Ich leider nicht, irgendwie hat sich mir das nicht erschlossen als ich damit zu tun hatte. Aber ich stieß vor kurzem Mal wieder darauf und da hatte ich das Gefühl es würde mir jetzt doch was sagen.
dr: Ja, aber ich erinnere mich kaum noch da dran. Das ist irgendwie einfach so durch mich durch geflossen. Ohne dass ich das wirklich philosophisch erörtern könnte. Im Moment ist mir Hegel oder Kojeves Interpretation von Hegel viel näher. Aber um auf unsere Ausstellung zurückzukommen: dein Satz THE WEST IS DEAD LONG LIVE THE WEST würde ja prima dazu passen, zu einem Bruch in der Zeit.
fk: Ja klar. Um den Bruch der Zeit geht es, diesen deutlich machen.
Das ist mir wichtig, deswegen der ganze Aufwand.
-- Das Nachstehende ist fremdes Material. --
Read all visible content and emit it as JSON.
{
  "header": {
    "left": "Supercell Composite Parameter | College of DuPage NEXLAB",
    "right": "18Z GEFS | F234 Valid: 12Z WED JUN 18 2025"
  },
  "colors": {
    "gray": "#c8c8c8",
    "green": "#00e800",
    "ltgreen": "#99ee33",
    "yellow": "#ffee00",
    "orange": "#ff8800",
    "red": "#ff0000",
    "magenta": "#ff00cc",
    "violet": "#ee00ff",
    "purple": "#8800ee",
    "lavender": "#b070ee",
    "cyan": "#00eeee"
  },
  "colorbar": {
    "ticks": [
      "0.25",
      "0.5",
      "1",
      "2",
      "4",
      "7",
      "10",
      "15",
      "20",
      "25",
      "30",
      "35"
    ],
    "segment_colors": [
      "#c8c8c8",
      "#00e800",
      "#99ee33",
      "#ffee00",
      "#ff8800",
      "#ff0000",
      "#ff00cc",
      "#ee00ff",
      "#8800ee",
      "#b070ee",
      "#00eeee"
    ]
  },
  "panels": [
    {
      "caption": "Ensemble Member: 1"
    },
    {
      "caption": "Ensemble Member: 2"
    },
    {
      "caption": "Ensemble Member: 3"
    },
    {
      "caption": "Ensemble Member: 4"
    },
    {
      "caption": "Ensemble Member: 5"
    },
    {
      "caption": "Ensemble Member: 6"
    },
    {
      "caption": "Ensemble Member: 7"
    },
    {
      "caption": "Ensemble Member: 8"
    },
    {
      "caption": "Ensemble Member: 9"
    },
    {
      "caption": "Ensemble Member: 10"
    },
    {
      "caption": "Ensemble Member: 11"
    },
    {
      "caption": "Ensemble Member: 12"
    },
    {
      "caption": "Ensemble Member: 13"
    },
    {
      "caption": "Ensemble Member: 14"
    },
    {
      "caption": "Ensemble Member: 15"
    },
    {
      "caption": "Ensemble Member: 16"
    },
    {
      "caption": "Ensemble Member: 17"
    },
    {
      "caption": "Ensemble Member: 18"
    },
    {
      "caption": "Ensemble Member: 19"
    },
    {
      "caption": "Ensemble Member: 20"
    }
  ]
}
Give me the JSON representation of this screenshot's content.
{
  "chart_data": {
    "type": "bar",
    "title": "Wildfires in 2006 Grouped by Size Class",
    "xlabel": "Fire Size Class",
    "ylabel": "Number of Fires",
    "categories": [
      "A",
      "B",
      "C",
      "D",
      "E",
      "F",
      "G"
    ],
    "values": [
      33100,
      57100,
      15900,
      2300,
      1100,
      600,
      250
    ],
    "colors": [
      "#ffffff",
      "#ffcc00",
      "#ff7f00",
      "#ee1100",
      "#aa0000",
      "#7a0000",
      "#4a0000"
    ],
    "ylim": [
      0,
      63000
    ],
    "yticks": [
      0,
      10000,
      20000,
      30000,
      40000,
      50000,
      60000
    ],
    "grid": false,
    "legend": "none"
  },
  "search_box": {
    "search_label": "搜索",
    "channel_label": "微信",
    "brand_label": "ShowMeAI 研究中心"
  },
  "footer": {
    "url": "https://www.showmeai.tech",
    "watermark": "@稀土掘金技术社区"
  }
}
Auch für mich und uns selber. Das ist für mich auch immer so ne Art Gehirn Yoga um mental fit zu bleiben.
Man muss das ja irgendwie realisieren um drauf schauen und drüber reden zu können, so wie jetzt. Ganz pragmatisch also eigentlich
dr: Aber so ein richtiger Bruch ist es ja dann auch nicht, weil du ja schreibst Long live the West. Also: es geht einfach weiter. Doch das Ende der Geschichte?
Ich glaube, diesmal könnten wir es wirklich schaffen, diesen Bruch also den Einbruch der Realität zu umgehen und zwar mithilfe der Technik, um dann so auf ewig die Gegenwart zu erhalten.
fk: Ja, das halte ich für nicht ausgeschlossen. Ist aber anstrengend und herausfordernd für alle, das ist klar. Für mich steckt da viel Metamoderne drin in der Vorstellung. Eine ambivalente Realität die sich mit der Technik und den darauf basierenden Medien verbindet.
Hier dazu eine ältere Arbeit von mir https://metamoderne.jetzt
Was den Satz THE WEST IS DEAD LONG LIVE THE WEST angeht, so geht das für mich definitiv weiter. Es ist ein mögliches Ende, aber mit dem verschwinden wird die Idee des Westens, die für mich – by the way die Freiheit ist – anders wirkmächtig.
Auf einer tieferen oder höheren Ebene, je nach dem wie man das sehen will.
Ich fand deine Idee auch gut, nach der, der Westen sich im virtuellen, digitalen auflöst oder dort wieder geboren wird.
Internet und Computertechnologie sind ja erstmal auch westliche Produkte und Erfindungen. Gleichwohl sich das heute über die ganze Welt ausgebreitet hat und in den verschiedenen Imperium des Erdballs unterschiedlich entwickelt wird.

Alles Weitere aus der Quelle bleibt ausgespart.